Ce pourrait être la trame d’un polar façon Fred Vargas ou Jean-Christophe Grangé mais l’étrange série de morts violentes de chevaux, mutilés dans plusieurs départements ces derniers mois, est bien réelle et les propriétaires se rongent les sangs.
Le 14 mai au matin, Mélissa Véron a retrouvé sa jument de trois ans, sans vie, dans la pâture d’une écurie de Berny-en-Santerre (Somme).
« Elle avait une oreille en moins, très creusée à l’intérieur de la tête, ils ont pris une moitié de l’œil (…) C’est ignoble, je ne comprends pas, pas du tout. Quand je l’ai vue, j’ai hurlé, j’en voulais à tout le monde », raconte-t-elle à l’AFP.
La vétérinaire qui a examiné l’animal a décrit une plaie d’environ 30 centimètres, « très creusée à l’intérieur », occasionnée par « quelque chose de très tranchant ». Mais la cause du décès, faute d’autopsie, n’est pas établie.
« C’est impossible de coucher une jument vivante, de lui arracher une oreille vivante, impossible (…) Soit elle a été empoisonnée, soit elle a eu un coup sur la tête », considère la propriétaire, convaincue qu’il y avait plusieurs agresseurs cette nuit-là, familiers des chevaux.
« Ils n’ont laissé aucune trace mis à part le ruban électrique (de la clôture, ndlr) coupé. Cela reste un mystère. »
Fin juin, une note du Service central du renseignement territorial, évoquée par Le Parisien, recensait au moins onze faits similaires en France entre décembre 2018 et l’été 2020.

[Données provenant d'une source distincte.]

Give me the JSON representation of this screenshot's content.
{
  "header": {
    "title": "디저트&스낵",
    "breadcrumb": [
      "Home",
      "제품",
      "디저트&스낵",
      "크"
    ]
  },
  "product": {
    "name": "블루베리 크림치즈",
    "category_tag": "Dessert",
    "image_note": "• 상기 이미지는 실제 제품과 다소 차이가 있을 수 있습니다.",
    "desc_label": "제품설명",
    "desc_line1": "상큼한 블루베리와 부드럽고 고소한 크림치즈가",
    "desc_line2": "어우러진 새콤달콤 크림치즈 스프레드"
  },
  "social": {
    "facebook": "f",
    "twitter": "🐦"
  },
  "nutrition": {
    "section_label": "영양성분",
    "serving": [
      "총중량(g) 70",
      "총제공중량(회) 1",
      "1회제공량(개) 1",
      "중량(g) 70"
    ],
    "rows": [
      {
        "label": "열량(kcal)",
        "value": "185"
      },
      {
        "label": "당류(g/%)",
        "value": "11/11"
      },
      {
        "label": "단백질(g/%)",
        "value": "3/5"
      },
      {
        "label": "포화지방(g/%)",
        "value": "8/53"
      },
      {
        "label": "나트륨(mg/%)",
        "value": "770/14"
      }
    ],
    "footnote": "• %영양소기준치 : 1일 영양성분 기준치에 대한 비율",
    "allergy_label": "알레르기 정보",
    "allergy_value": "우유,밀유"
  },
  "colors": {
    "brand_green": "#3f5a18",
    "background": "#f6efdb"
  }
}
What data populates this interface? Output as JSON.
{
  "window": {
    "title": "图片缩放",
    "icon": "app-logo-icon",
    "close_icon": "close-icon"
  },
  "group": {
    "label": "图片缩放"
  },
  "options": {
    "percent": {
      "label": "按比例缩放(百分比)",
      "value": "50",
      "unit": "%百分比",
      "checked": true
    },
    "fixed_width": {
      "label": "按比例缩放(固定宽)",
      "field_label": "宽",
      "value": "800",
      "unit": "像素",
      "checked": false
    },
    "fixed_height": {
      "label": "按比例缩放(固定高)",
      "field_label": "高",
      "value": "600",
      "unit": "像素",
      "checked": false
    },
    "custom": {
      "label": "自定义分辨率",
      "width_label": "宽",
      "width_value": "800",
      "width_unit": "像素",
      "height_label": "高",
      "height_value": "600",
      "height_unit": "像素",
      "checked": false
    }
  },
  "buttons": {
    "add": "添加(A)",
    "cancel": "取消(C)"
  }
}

Et le phénomène s’accélère : dans la nuit du 1er au 2 août, un poney alezan était retrouvé mort et mutilé en Essonne. Le 8 août, c’était une pouliche de 18 mois à Cluny (Saône-et-Loire) : « une oreille coupée et un œil arraché, le cœur poignardé et le vagin enlevé » selon ses propriétaires pour qui l’animal a été attrapé au lasso.
Ces derniers jours, une jument a subi pareils sévices dans le Jura et un pur-sang a été égorgé dans les Côtes-d’Armor, tandis que des organes étaient prélevés sur un cheval déjà mort dans la Loire.
Précédemment, le Puy-de-Dôme, la Moselle, la Vendée, l’Aisne ou la Seine-Maritime ont été touchés. Des enquêtes sont ouvertes, confiées aux gendarmes locaux appuyés par l’Office central de lutte contre les atteintes à l’Environnement et à la Santé publique.
« Est-ce un challenge lancé sur internet ? Un défi ? La pulsion d’un individu ? Toutes les pistes sont envisagées », indiquait fin juin Bruno Wallart, commandant de la compagnie de Riom en Auvergne. « On traite ça de manière très sérieuse », soulignait quant à lui le procureur d’Amiens.
Face à ces actes, l’inquiétude grandit chez les professionnels.
Le 11 août, le Conseil du Cheval de Bourgogne-Franche-Comté a appelé à la vigilance. La Fédération française d’équitation a annoncé qu’elle se constituait partie civile, après l’Ordre national des vétérinaires.
Au vu de la dispersion des attaques, difficile d’imaginer un tueur en série. Un réseau ? Mais pourquoi mutiler des chevaux ?
« C’est le 3e animal préféré des Français après le chat et le chien, il a une relation historique avec l’homme », souligne Laurent Bègue, professeur de psychologie sociale à Grenoble qui vient de piloter une étude sur les auteurs d’actes de cruauté envers les animaux. « Pour qui voudrait choquer la population, c’est un choix particulièrement judicieux. »
« J’ai cherché du côté des rituels sataniques, des prophétie des Cavaliers de l’Apocalypse. Est-ce qu’il y a une secte qu’on ne connaît pas ? », avance Lydie Cerisier, qui a perdu sa ponette shetland dans la même écurie de la Somme, le 17 mai.
Là encore, une oreille coupée – symbole tauromachique. « Ce qui me travaille, c’est le côté professionnel. C’est un travail propre, net (…) Je pense que derrière tout ça il y a plutôt des gens qui répondent à un marché noir. »
Cette aide-soignante s’interroge aussi sur la médiatisation de l’affaire, qui peut « donner des idées » à certains. Laurent Bègue croit volontiers à cette piste du mimétisme, qu’envisagent aussi des magistrats.
Des équidés ont déjà été ciblés dans le passé : en Angleterre, une trentaine d’attaques en 1992-93 sont restées inexpliquées. L’énigme sera-t-elle résolue cette fois ? Mardi soir en Bretagne, un propriétaire a mis en fuite deux personnes qui l’ont menacé de revenir, selon son témoignage à Europe 1.